What they specialise in
The IMMORTAL project (2015-2018) addressed integrated modelling, fault management, and verification for cyber-physical systems.
ARGO targeted parallelization of model-based applications specifically for heterogeneous parallel processor architectures.
IMMORTAL included fault management as a core research strand alongside modelling and verification.
Both IMMORTAL and ARGO explicitly involve model-based approaches to designing and parallelizing embedded applications.

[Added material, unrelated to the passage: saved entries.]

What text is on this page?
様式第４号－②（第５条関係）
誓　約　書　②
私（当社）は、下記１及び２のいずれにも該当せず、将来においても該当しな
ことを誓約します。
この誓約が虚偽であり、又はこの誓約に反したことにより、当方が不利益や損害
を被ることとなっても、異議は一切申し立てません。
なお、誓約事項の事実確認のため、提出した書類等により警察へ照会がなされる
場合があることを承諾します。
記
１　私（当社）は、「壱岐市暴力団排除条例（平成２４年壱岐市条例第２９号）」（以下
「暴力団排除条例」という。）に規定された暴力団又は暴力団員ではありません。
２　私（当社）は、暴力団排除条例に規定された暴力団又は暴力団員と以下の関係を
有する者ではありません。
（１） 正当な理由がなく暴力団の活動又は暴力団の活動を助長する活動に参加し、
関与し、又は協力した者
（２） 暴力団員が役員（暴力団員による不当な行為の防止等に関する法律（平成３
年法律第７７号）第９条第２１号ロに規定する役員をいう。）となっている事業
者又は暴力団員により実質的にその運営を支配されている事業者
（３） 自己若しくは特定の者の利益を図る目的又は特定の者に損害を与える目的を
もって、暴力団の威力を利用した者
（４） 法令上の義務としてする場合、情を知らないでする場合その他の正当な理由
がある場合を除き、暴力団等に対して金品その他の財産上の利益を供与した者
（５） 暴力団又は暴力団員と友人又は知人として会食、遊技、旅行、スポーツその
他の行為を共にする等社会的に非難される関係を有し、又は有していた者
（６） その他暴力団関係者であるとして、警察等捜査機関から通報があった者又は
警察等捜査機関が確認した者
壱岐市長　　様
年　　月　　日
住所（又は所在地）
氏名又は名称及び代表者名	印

How they've shifted over time
Both H2020 projects fall within a narrow two-year entry window (2015-2016), making a true evolution difficult to establish from this dataset alone. Within that period, there is a detectable shift: IMMORTAL addressed system-level concerns — fault tolerance, integrated modelling, and verification — while the subsequent ARGO project narrowed to a more performance-oriented problem: making parallel execution timing-predictable on heterogeneous hardware. This trajectory suggests a move from broad system reliability toward optimizing real-time performance on modern multi-core embedded processors, which aligns with the industry push toward parallel computing in safety-critical domains.
RECORE appears to be moving toward timing-aware parallelization tools for heterogeneous processors — a capability increasingly demanded by the automotive and industrial automation sectors as they adopt multi-core architectures under safety standards like ISO 26262 and IEC 61508.
How they like to work
RECORE SYSTEMS has participated exclusively as a consortium partner, never leading a project — a pattern consistent with a deep-specialist SME that brings targeted technical capability rather than project management capacity. Despite only two projects, they engaged 14 unique partners across 7 countries, indicating they operate within substantial, multi-national research consortia rather than small bilateral arrangements. This makes them a well-networked specialist: teams building ICT or embedded systems projects can expect an experienced collaborator who knows how large European consortia work.
With 14 unique consortium partners across 7 countries from just two projects, RECORE has a notably broad European research network relative to its size. Their reach is consistent with the pan-European composition typical of ICT Research and Innovation Actions.
What sets them apart
RECORE SYSTEMS occupies a narrow but commercially valuable niche: real-time timing analysis and parallel execution for embedded processors in safety-critical systems. This expertise — particularly WCET on heterogeneous hardware — is in high demand from automotive OEMs and Tier-1 suppliers adopting multi-core chips under functional safety standards, yet is rarely found in pure academia or large industrial companies. As a small SME, they offer deep specialist knowledge with the flexibility to engage in custom research partnerships that larger players cannot easily accommodate.
Highlights from their portfolio
- IMMORTALThe largest funded project for RECORE (€576,875) and the broadest in scope, tackling the full design lifecycle of cyber-physical systems from integrated modelling through fault management to verification.
- ARGOAddresses WCET-aware parallelization — one of the hardest open problems in real-time embedded computing — making this project directly relevant to automotive and aerospace industries transitioning to multi-core processors.